One of the more fascinating experiments dealt with color – some of the visuals Clouzot had in mind were difficult enough, but he wanted to forgo photographic processing altogether and do everything in-camera. For example, much of the film takes place around a lake, and he wanted to alter the color of the water and the landscape while retaining the actors’ natural skin color. Clouzot apparently accomplished this with the help of body make-up, painting the actors in blue tones so that they would look ‘natural’ on film.

Unfortunately, the production didn’t last long, and very little was ultimately shot. The documentary doesn’t even show any dialogue scenes; instead, Bromberg had to film recreations with Berenice Bejo and Jacques Gamblin, framing them on blank sets.

What we do get is two sequences that are close to completion. Inferno deals with a husband’s pathological jealousy, and both sequences are compelling portrayals of this mindset.

The first one follows the wife through the local marketplace, and it unfurls many of the experiments seen in the earlier test shots. It’s hardly subtle, but it all works, with every trick rooted in the husband’s warped perspective. Clouzot handles everything with just enough discipline to keep it palatable.

The second is far more tantalizing, with the husband observing his wife with another man. This time, a stronger narrative runs through the sequence, and Clouzot’s bold experiments feel wholly organic to the storytelling.
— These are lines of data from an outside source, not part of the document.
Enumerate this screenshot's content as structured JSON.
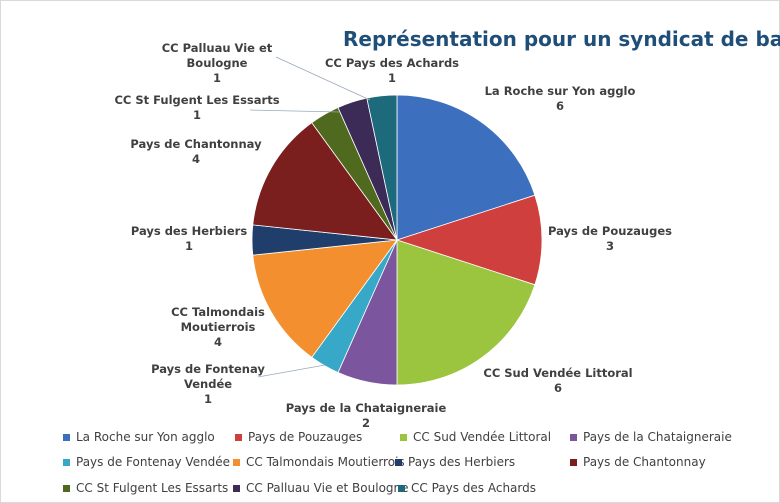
{
  "chart_data": {
    "type": "pie",
    "title": "Représentation pour un syndicat de bassin",
    "categories": [
      "La Roche sur Yon agglo",
      "Pays de Pouzauges",
      "CC Sud Vendée Littoral",
      "Pays de la Chataigneraie",
      "Pays de Fontenay Vendée",
      "CC Talmondais Moutierrois",
      "Pays des Herbiers",
      "Pays de Chantonnay",
      "CC St Fulgent Les Essarts",
      "CC Palluau Vie et Boulogne",
      "CC Pays des Achards"
    ],
    "values": [
      6,
      3,
      6,
      2,
      1,
      4,
      1,
      4,
      1,
      1,
      1
    ],
    "colors": [
      "#3d6fbf",
      "#cf3f3d",
      "#9bc43f",
      "#7c559f",
      "#37a8c8",
      "#f38f2e",
      "#1f3e6b",
      "#7a1e1e",
      "#4f6a1e",
      "#3c2a57",
      "#1e6a7d"
    ]
  }
}
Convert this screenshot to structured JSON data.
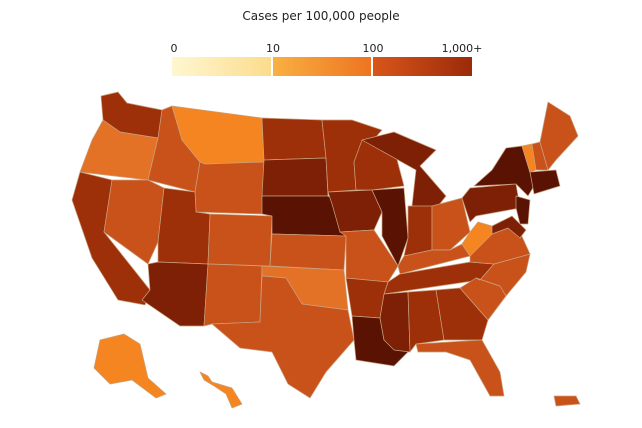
{
  "map": {
    "title": "Cases per 100,000 people",
    "legend": {
      "ticks": [
        "0",
        "10",
        "100",
        "1,000+"
      ],
      "gradient_stops": [
        [
          "#fff7d1",
          "#fbdc8c"
        ],
        [
          "#f9b042",
          "#ee7421"
        ],
        [
          "#d9561a",
          "#9b2a09"
        ],
        [
          "#7a1b06",
          "#4c1002"
        ]
      ]
    },
    "color_scale": {
      "lightest": "#f58520",
      "light": "#e37227",
      "medium": "#c9521a",
      "medium_dark": "#b7440f",
      "dark": "#9e3009",
      "darker": "#7d2006",
      "darkest": "#5a1203"
    }
  }
}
For example, Clouzot shifts back and forth from color to black and white, the former representing crazed delusions and the latter reality. Even better are the brilliant compositions scattered throughout this sequence, with the best one involving a train running over a bridge. (When I find a still, I’ll post it.)

The last few minutes of the documentary is dedicated to a series of color shots involving Romy Schneider, who played the wife. Most of these were intended as brief inserts, and Bromberg believes they would not have survived in their entirety had they been edited into the film. Seen uncut, they comprise one saving grace of the production’s failure. (I doubt a slinky has ever been filmed with more suggestiveness).

•          •          •          •

Which brings us to the conclusion of Bromberg’s story. As luck would have it, their elevator was stalled for two hours. During that time, Bromberg and Clouzot’s widow got acquainted on a personal level, and it was only then that she agreed to loan the footage to him.

A year later, when Bromberg showed her the completed documentary, she was visibly upset throughout the entire screening. When the lights went up, Bromberg believed his film would never see the light of day. Instead, she told him, “this is exactly how it happened,” and no changes were ever made to the Bromberg’s documentary.

* Bromberg conceded that Truffaut wrote Clouzot a gushing fan letter, but he said that “Truffaut wrote a lot of letters to everybody…if you went through Leni Riefenstahl’s files, I’m sure you would find a letter from Truffaut.”